← Back to context

Comment by owentbrown

1 day ago

From your experience, is it comparable to Claude Code with Opus 4.8? How does it feel? How do the two differ?

From my experience (~10M tokens on each): Opus remains better at more or less everything, and seems to hold its own better in large context work. It’s also more thorough. That said, GLM is worlds cheaper and a great little planner if you do a couple of rounds covering edge cases or things it might have forgotten.

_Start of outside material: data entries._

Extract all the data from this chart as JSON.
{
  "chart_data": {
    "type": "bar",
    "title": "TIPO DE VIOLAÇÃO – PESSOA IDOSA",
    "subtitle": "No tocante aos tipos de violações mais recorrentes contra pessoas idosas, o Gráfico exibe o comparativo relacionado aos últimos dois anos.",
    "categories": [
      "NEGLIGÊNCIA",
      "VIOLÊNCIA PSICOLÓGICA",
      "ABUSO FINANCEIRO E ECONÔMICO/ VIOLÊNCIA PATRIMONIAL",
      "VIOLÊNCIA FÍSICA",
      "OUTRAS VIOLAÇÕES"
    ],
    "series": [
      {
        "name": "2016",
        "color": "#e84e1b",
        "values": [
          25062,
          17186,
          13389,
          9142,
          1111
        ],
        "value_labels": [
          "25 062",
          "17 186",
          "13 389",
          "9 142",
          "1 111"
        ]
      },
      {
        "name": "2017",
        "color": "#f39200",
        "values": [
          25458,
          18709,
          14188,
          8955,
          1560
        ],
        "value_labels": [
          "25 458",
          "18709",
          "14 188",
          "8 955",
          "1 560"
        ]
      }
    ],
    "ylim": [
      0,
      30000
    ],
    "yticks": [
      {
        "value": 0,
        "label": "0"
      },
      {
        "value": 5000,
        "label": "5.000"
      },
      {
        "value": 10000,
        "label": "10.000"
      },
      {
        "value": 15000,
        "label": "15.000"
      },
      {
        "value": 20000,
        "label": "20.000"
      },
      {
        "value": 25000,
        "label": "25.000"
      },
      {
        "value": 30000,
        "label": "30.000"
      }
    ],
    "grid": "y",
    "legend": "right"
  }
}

It's comparable, but not the same.

For some tasks, it's better. Opus refuses tasks for me pretty regularly. GLM 5.2 has never refused a task. So for anything security-related or that touches on topics that trigger Opus's safety guardrails, I use GLM 5.2.

OTOH, for anything related to UI design, I use Opus 4.8. It's much better at taking relatively vague descriptions of user interfaces and a mockup of a related UI and combining them into an immaculate design.

For anything else, I tend to run tasks in Opus and then have GLM review them and write a Markdown file with anything it finds. Then I have Opus review the markdown file and fix the issues it agrees with. The reason I usually go with Opus 4.8 first is mainly that it's faster. Opus 4.8 is, on average, about twice as fast as GLM 5.2 running on z'ai's infrastructure for the same task. There's a large variance (sometimes GLM 5.2 is pretty fast and Opus 4.8 is pretty slow), but on average it's a very noticeable difference.

When I run into Anthropic's Quota, I switch to GLM 5.2 rather than Sonnet. I don't think there's much reason to ever use Sonnet for anything if you can use GLM 5.2 instead.

This is all pretty subjective, of course. On average, I think Opus 4.8 is still a better, more reliable, and faster model, but if it went away tomorrow and I only had GLM 5.2, I wouldn't be too sad about it; I'd get things done with GLM 5.2 just fine.

  • What kinds of tasks does Opus refuse? I’m a light daily user for the past 3 months and Opus has never refused a task for me.

    • The later Opus models (4.7/4.8), Sonnet 5, and particularly Fable 5 will refuse to do tasks related to offensive security.

      One example I've hit is working on a benchmark of how well LLMs handle Kubernetes security tasks, there's a section on them exploiting security misconfigurations. Opus 4.6 was fine with that section, 4.7 and 4.8 saw some refusals and Fable point blank refused to do any of it.

      The only other model I've seen refuse is OpenAI GPT-5.5, all the open weight models seem fine with it.

      Ofc if you need to do that kind of work a lot you might be able to get on OpenAI/Anthropics allow-list for cyber work.

    • One project I have deals with countries, and any time it touches code related to countries, it stops.

      I've also had it refuse security-related tasks, and occasionally it stops without any discernible reason.

    • I’ve never had a refusal coding, and in some areas (AI red teaming specifically) I’ve found it quite good at recognizing and discussing “white hat” stuff that in the past I think would have got refusals.

      But when there was the Hantavirus thing a while back, I asked it if there was a vaccine under development and got a refusal immediately. I’ve had a few like that. It seems they’ve implemented really poor guardrails on certain topics (CBRN and cyber) that have lots of false positives. But if you actually chat with the model itself it’s quite lucid about what is legitimately dangerous and what is just performative “AI Safety” style refusal.

      3 replies →

  • Are you micromanaging your GLM costs? It seems the best bang for buck strategy right now is a Opencode Go subscription to get the subsidized rate and then switch to Openrouter's model above and beyond that + make use of a dual model strategy by having GLM 5.2 do planning and Deepseek V4 Flash for implementation.

  • Do you guys use it through open router? Do you have any concerns about how the data you send is being intercepted? Not that I trust Anthropic but it’s widely agreed that it’s kosher to use them for commercial work, I can’t see comfortably sending any customer data to openrouter.

    Edit- I see down-thread you use z.ai directly. Same concern, aren’t you worried about using it for professional stuff.

    • I'm worried, but I'm worried about all of these providers. There's a good chance Anthropic and OpenAI will go bankrupt in the next five to ten years, and all of their data will go to the highest bidder.

      There's no customer data sent to anyone, though. I run OpenCode and Claude Code in a Docker container that only has access to a subset of my code base. There are no secrets in there, and I'm vaguely ok with z.ai using this to train their models.